Rosanne Cash's Mythic Southern Road Trip

Let's take a musical road trip through the American South. Think of yourself crowded into the back of the car, next to the guitar case. The driver is Rosanne Cash, whose new album was inspired by her Southern travels in the Mississippi Valley.

The album is called The River & the Thread. The travels that produced it began when Rosanne Cash visited the Arkansas home where her father, Johnny Cash, grew up during the Great Depression.

" It was part of a New Deal-era project, built in 1935: 500 cottages, with 40 acres and a mule to each cottage," she tells NPR's Steve Inskeep. "And the Cash family was desperately poor to save their life."

Rosanne Cash traveled beyond her father's boyhood home, to Nashville and to Florence, Ala. In a single short drive in Mississippi, she encountered the grave of bluesman Robert Johnson, the place where Emmett Till was murdered during the civil rights era, and the Tallahatchie Bridge, which inspired a legendary song.

Cash, who was born in Memphis, says she finds the mythic quality of the South consuming. That's part of the reason why she has experienced it mostly as a visitor rather than a resident.

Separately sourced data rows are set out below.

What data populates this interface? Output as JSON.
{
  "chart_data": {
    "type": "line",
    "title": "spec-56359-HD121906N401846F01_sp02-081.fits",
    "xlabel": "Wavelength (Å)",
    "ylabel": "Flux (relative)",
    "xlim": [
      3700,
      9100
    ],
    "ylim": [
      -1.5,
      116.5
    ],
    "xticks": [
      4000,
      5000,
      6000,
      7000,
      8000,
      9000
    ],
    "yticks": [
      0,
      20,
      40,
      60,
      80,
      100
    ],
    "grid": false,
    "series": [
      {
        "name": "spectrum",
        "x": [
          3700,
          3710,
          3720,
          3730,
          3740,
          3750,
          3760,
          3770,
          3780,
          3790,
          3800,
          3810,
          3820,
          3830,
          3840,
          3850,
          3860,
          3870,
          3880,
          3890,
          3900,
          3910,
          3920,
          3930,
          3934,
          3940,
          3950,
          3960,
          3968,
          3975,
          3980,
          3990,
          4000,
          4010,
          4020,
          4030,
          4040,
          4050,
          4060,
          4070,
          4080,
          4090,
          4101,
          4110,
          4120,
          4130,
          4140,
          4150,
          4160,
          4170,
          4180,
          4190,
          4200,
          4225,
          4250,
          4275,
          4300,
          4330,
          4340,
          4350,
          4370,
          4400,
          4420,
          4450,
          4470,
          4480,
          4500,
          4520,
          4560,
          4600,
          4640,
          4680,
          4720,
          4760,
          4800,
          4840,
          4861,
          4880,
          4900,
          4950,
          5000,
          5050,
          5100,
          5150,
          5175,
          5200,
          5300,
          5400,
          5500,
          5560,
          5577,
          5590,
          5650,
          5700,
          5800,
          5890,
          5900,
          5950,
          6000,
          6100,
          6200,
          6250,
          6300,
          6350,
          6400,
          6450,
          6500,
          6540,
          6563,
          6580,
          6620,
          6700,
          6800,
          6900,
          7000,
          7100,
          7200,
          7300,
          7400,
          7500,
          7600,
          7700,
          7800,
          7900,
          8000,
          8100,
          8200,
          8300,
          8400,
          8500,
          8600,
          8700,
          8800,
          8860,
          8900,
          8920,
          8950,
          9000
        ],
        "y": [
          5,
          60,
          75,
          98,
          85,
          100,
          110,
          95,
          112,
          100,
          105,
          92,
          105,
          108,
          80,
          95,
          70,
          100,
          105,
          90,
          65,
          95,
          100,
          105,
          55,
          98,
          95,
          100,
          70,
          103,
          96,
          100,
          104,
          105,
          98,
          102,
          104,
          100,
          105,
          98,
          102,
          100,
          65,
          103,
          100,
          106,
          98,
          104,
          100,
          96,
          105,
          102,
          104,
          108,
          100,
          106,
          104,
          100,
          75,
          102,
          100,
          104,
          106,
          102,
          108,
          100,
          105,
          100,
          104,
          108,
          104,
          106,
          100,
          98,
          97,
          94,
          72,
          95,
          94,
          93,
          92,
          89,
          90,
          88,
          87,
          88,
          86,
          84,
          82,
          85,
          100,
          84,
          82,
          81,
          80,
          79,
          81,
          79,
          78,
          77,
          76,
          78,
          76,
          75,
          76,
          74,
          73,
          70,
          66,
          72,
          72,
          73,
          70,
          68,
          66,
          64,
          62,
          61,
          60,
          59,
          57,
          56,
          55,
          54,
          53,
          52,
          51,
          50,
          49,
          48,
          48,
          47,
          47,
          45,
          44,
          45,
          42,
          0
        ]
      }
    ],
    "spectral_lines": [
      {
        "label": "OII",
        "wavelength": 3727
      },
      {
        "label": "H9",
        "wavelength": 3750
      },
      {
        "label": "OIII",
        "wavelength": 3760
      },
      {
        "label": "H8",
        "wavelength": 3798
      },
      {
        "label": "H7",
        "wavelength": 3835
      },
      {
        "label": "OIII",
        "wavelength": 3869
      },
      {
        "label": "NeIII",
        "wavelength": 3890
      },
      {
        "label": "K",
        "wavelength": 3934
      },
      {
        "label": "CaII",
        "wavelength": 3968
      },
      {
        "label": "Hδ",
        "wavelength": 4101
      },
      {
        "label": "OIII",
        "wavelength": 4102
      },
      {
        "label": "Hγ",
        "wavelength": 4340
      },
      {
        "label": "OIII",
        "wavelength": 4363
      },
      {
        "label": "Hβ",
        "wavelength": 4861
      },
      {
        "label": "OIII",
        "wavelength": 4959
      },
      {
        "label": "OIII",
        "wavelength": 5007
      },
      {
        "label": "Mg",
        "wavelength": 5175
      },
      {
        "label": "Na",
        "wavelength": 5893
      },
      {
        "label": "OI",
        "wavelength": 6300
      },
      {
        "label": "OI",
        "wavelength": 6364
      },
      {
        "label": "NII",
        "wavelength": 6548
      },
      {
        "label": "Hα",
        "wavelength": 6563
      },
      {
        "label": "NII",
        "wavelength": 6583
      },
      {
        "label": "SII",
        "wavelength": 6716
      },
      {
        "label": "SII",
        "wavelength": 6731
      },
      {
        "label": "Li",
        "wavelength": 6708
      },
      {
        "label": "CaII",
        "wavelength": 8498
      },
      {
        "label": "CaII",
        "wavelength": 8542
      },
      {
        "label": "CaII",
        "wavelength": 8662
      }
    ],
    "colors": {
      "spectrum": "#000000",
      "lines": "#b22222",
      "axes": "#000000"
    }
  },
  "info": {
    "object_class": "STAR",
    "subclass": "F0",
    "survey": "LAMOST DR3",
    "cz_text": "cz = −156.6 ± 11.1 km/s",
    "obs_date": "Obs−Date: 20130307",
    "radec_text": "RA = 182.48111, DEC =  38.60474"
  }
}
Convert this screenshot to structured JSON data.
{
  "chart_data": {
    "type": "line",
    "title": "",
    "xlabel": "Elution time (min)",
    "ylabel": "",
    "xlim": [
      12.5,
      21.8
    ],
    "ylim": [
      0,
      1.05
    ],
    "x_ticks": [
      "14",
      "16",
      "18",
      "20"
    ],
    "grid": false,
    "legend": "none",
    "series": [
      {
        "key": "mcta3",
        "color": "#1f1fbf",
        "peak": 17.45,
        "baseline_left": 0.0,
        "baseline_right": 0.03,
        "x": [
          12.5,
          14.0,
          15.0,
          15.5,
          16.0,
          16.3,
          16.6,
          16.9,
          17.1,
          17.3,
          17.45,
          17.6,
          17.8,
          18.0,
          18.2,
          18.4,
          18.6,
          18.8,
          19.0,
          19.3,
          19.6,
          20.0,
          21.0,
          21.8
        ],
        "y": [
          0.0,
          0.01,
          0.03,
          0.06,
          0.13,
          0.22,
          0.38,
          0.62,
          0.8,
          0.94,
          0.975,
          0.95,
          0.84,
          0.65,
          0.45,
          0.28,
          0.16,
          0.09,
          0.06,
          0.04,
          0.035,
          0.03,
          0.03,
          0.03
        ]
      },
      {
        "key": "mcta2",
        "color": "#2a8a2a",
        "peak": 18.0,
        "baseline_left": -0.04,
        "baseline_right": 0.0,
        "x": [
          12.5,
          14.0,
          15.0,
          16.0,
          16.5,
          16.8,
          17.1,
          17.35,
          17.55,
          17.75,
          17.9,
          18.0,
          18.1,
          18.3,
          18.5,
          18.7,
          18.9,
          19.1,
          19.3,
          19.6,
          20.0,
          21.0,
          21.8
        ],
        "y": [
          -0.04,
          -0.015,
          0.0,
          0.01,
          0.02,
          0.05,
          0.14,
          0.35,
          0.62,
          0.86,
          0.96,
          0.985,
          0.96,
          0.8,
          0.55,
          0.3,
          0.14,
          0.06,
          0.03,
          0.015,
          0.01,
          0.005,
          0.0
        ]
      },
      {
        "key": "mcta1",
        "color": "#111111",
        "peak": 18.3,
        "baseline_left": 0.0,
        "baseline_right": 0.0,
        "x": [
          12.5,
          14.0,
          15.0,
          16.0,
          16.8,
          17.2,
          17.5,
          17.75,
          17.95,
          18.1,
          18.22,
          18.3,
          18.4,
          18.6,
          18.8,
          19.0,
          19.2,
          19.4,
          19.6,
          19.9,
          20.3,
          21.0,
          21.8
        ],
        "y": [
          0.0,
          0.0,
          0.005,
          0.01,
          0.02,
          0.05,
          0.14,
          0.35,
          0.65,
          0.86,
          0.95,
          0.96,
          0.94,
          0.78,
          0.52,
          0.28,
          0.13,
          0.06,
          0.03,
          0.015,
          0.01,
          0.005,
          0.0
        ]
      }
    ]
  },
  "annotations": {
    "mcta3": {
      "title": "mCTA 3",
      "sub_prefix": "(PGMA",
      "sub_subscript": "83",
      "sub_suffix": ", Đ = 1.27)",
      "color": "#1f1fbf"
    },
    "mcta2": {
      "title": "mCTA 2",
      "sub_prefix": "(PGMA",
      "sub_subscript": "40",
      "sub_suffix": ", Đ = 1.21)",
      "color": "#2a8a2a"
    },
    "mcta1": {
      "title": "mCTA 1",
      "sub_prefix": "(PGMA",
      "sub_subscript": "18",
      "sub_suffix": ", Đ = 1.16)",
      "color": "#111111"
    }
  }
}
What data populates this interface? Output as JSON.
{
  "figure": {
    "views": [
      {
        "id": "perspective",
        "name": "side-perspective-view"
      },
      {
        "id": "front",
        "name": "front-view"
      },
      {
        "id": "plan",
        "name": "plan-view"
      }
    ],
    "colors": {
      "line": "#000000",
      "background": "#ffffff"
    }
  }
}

"The things you push away the hardest when you're young, you end up embracing when you get older," she says. "I just thought it was too claustrophobic; I had to get away. Now, seeing the richness of it, the beauty, the connectedness, you know, it's amazing. It moves me to tears when I think about it. And the fact that these songs came from it — it's been the greatest gift of my life, besides my children."